Britain’s foreign minister said on Saturday during his first visit to India that the country is a priority for negotiating a free-trade agreement, but he rejected to provide a new date after missing one this month.
After speaking with his Indian counterpart S. Jaishankar in New Delhi, James Cleverly predicted that Rishi Sunak, who last week became Britain’s first prime minister with Indian ancestry, will further strengthen bilateral relations.
In an interview at the residence of the British High Commissioner. Cleverly said, “I had a fantastic opportunity to talk about some incredibly important global issues, but also to talk about the strength of the bilateral partnership and about our plans to work more closely with India.”
He declined to comment on the reason why the trade agreement hadn’t been finalized by Monday’s Diwali holiday, as both of Sunak’s predecessors, Liz Truss and Boris Johnson, had hoped during a tumultuous few month in British politics.
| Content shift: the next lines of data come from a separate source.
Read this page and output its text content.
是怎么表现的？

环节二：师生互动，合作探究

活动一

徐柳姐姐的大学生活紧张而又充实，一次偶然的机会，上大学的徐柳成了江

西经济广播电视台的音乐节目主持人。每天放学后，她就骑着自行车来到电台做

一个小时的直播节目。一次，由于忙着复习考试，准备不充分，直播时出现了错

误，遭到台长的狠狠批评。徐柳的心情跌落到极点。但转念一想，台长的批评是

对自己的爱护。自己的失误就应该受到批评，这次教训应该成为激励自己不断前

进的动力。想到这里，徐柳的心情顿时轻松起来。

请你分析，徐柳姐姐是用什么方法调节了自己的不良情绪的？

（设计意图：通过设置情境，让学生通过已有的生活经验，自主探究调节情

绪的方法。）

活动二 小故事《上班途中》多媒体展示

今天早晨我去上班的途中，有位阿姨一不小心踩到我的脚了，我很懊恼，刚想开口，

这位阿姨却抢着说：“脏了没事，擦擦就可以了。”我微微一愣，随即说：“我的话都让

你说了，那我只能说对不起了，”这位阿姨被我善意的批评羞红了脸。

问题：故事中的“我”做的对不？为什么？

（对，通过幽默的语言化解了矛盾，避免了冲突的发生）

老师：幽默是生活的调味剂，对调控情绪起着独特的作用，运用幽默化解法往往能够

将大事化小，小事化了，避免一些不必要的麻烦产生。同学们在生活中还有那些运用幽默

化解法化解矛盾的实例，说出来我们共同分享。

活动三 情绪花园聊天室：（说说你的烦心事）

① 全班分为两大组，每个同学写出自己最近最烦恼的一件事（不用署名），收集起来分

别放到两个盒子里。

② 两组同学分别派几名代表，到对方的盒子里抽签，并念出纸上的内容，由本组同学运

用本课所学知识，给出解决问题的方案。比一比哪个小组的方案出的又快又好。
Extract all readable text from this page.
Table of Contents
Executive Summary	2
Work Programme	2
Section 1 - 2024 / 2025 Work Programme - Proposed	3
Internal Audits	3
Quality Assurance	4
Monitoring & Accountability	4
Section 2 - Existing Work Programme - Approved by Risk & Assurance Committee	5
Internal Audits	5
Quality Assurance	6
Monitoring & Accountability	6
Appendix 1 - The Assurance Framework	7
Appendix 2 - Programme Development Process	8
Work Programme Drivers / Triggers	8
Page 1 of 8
Cleverly also refrained from commenting on whether it might be completed this year.
“But this is an important agreement for us and one that we are really prioritizing and one that we will continue to ensure that our officials and our ministers speak about regularly and work hard to deliver,” he continued, “We’ve got a lot of work done. And it’s incredibly important that we remember that an extensive free trade agreement like the one we’re negotiating, it’s never going to be simple, but it’s an incredibly important vehicle to build on our already strong relationship and to make it really future-focused.”
Prior issues included a high import tax on British whisky intended for sale in India. In addition, New Delhi favors facilitating Indians’ access to British visas.
The phrase “we want to make sure that our visa arrangements are swift, easy, and convenient” was cleverly used.
By 2030, the countries seek to treble their current level of $31 billion in bilateral commerce.
When questioned about a G7 proposal to control the price of Russian oil and its attempt to get support from nations like India, Cleverly responded that Britain will not dictate New Delhi’s foreign policy. India and Russia have strong defense connections, and since the Ukraine crisis began, India has increased its purchases of Russian oil.
“I don’t think it would be right for me as a British politician to dictate policy to another country,” he said.